Shell's 'uneasy' approach to process safety
12 Jun 2012
With 15 years’ experience in managing the operation of top-tier COMAH sites, Dave Topliffe, manufacturing manager, Shell Chemicals UK Ltd, has learned to develop “a healthy, chronic sense of unease” when it comes to sustaining the controls required to prevent major accidents.
Topliffe instills this same sense of unease into process operators and frontline leaders at Shell Chemicals in order “to improve their own understanding of their role and their contribution to preventing major accidents.
Plant operators, along with maintenance teams, are the first line of defence and often required to act alone for much of the working day, Topliffe said at the recent Process Safety Management conference in London. It is important, he said, to strengthen their understanding of process safety and improve management’s ability to support them in controlling processes.
A key aspect of this approach involves ‘barrier thinking’, and “bringing that alive for frontline staff so that they understand how the day-to-day, routine and, often, mundane tasks they do, the procedures they follow relate to preventing major accidents and hazards.
“If they understand that, then these tasks take on new meaning, which becomes an antidote to complacency, shortcuts, non-compliance and reactive behaviour.”
This approach also reinforces teamwork, where everyone from the top boss down has a part to play in process safety.

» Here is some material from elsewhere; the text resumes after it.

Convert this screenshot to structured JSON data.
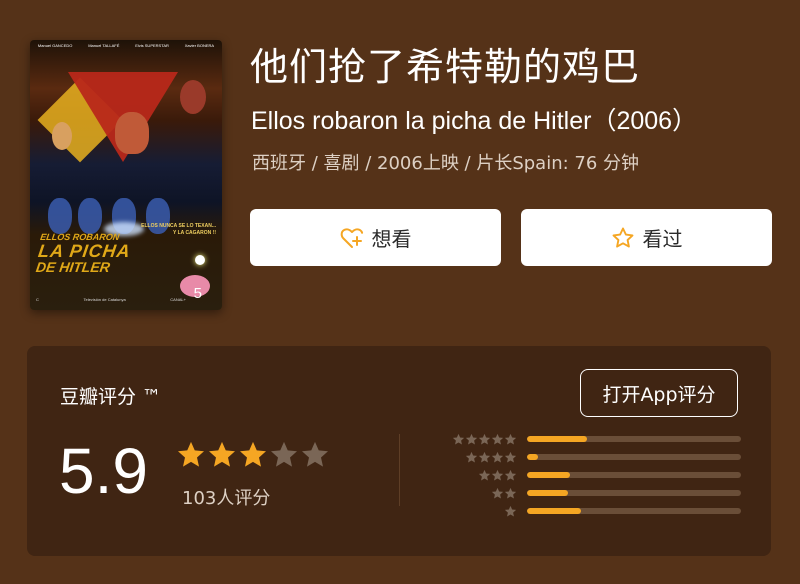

At Shell Chemicals, this approach is guided by a strapline: ‘Ensure safe production’, said Topliffe. This can be a powerful concept as long as “the leadership throughout the organisation follow through consistently with what that ‘says on the tin’.”
This, he added, penetrates right down to the bread-and-butter routine processes of continuous operations. For example, instead of being a thumbs-up wave in the carpark, shift reporting and handovers become a defined, structured briefings that enable the on-coming shift to acclimatise itself to any changes since it was last here.

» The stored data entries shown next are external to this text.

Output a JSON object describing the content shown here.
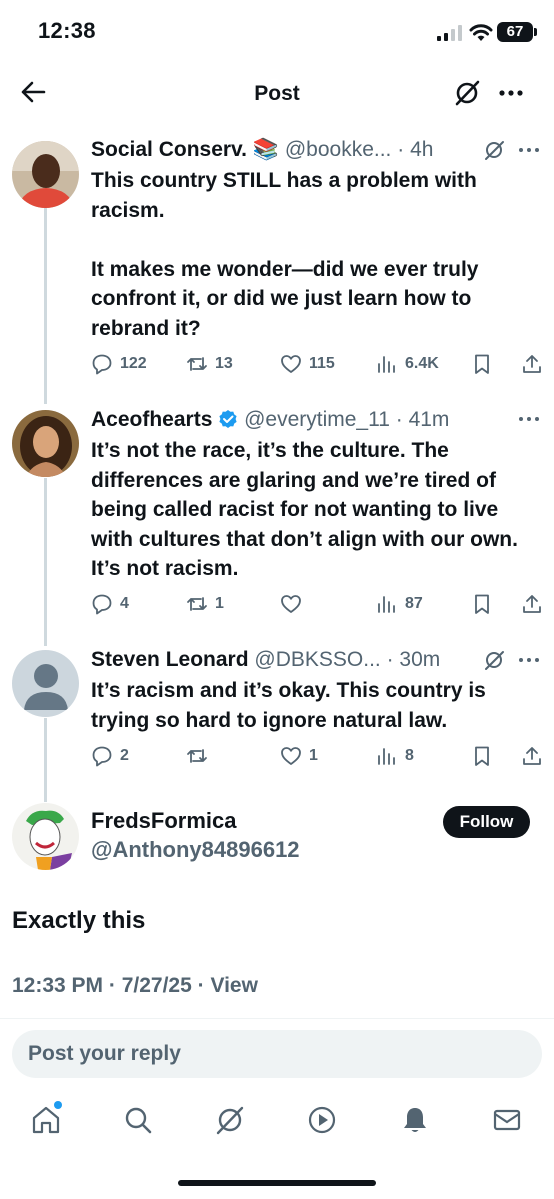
{
  "status_bar": {
    "time": "12:38",
    "battery": "67"
  },
  "header": {
    "title": "Post"
  },
  "tweets": [
    {
      "name": "Social Conserv. 📚",
      "handle": "@bookke...",
      "time": "4h",
      "text": "This country STILL has a problem with racism.\n\nIt makes me wonder—did we ever truly confront it, or did we just learn how to rebrand it?",
      "replies": "122",
      "retweets": "13",
      "likes": "115",
      "views": "6.4K"
    },
    {
      "name": "Aceofhearts",
      "handle": "@everytime_11",
      "time": "41m",
      "verified": true,
      "text": "It’s not the race, it’s the culture. The differences are glaring and we’re tired of being called racist for not wanting to live with cultures that don’t align with our own. It’s not racism.",
      "replies": "4",
      "retweets": "1",
      "likes": "",
      "views": "87"
    },
    {
      "name": "Steven Leonard",
      "handle": "@DBKSSO...",
      "time": "30m",
      "text": "It’s racism and it’s okay. This country is trying so hard to ignore natural law.",
      "replies": "2",
      "retweets": "",
      "likes": "1",
      "views": "8"
    }
  ],
  "main_post": {
    "name": "FredsFormica",
    "handle": "@Anthony84896612",
    "follow_label": "Follow",
    "text": "Exactly this",
    "time": "12:33 PM",
    "date": "7/27/25",
    "view_label": "View"
  },
  "reply": {
    "placeholder": "Post your reply"
  },
  "icons": {
    "back": "arrow-left-icon",
    "grok": "grok-icon",
    "more": "more-horizontal-icon",
    "reply": "reply-bubble-icon",
    "retweet": "retweet-icon",
    "like": "heart-icon",
    "views": "views-bar-icon",
    "bookmark": "bookmark-icon",
    "share": "share-icon",
    "verified": "verified-badge-icon",
    "tabs": [
      "home-icon",
      "search-icon",
      "grok-icon",
      "play-icon",
      "bell-icon",
      "mail-icon"
    ]
  },
  "colors": {
    "text": "#0f1419",
    "secondary": "#536471",
    "accent": "#1d9bf0",
    "thread_line": "#cfd9de",
    "input_bg": "#eff3f4"
  }
}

They must, he said, be briefed about any implemented management changes or plant changes, what maintenance or special activities are applying and any other instructions or targets.

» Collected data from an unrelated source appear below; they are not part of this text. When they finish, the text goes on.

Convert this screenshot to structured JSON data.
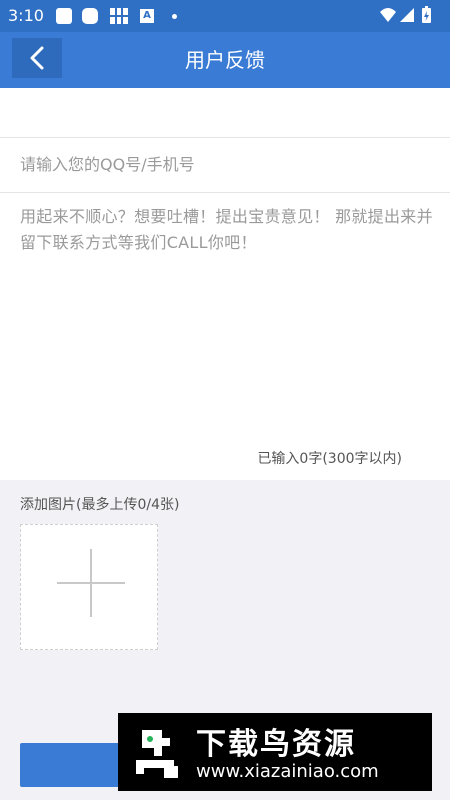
{
  "status_bar": {
    "time": "3:10"
  },
  "app_bar": {
    "title": "用户反馈"
  },
  "form": {
    "contact_placeholder": "请输入您的QQ号/手机号",
    "feedback_placeholder": "用起来不顺心？想要吐槽！提出宝贵意见！ 那就提出来并留下联系方式等我们CALL你吧！",
    "counter": "已输入0字(300字以内)",
    "image_label": "添加图片(最多上传0/4张)"
  },
  "watermark": {
    "title": "下载鸟资源",
    "url": "www.xiazainiao.com"
  },
  "colors": {
    "primary": "#3a7bd5",
    "status_bar": "#2f6fc4",
    "background": "#f2f2f6"
  }
}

Another aspect is proactive monitoring to check for deviations in a process and addressing them before they go too far. Operators, added Topliffe, should know how to stablise situations and, if that’s not enough, be confident that they have his support to slow down or shutdown.
“Give positive recognition when plant operators take defensive action to slow down or shutdown to stabilise upsets,” he said. “That strengthens credibility and energises and reinforces the behaviour required.”
Wrong behaviour
Warned against turning a blind eye to teams showing the wrong behaviour, Topliffe said: “Maybe they had a successful outcome and the plant kept running, but that undermines credibility and condones behaviour where next time maybe their luck will run out.”
Shell also operates a ‘no-fly zone” for frontline production and support staff. This means there are no meetings, visits or other distractions, which are not focused on that’s day’s operating and maintenance plan for the first three hours of the working day.
“This is lean, it’s effective and extremely supported by staff. We are saying ‘we are giving you the space to do this to the best of your ability because it is the most important thing that we have to do,” explained the Shell manufacturing manager.
Summing up, Topliffe said Shell’s approach to process safety management was “not rocket science” or even novel. “But what is innovative and powerful is that each step is done consistently to a high and defined standard. If leaders demonstrate its importance, get involved and support it, and allocate resource to respond to the feedback, this virtuous circle of improvement can get real momentum.“
The make-or-break aspect is how to respond to the challenges that the PSM process throws up, he concluded: “Don’t underestimate the work required to change peoples behaviour … or the challenge to your own integrity to mean what you say when you say that your first priority is to ensure safe production.”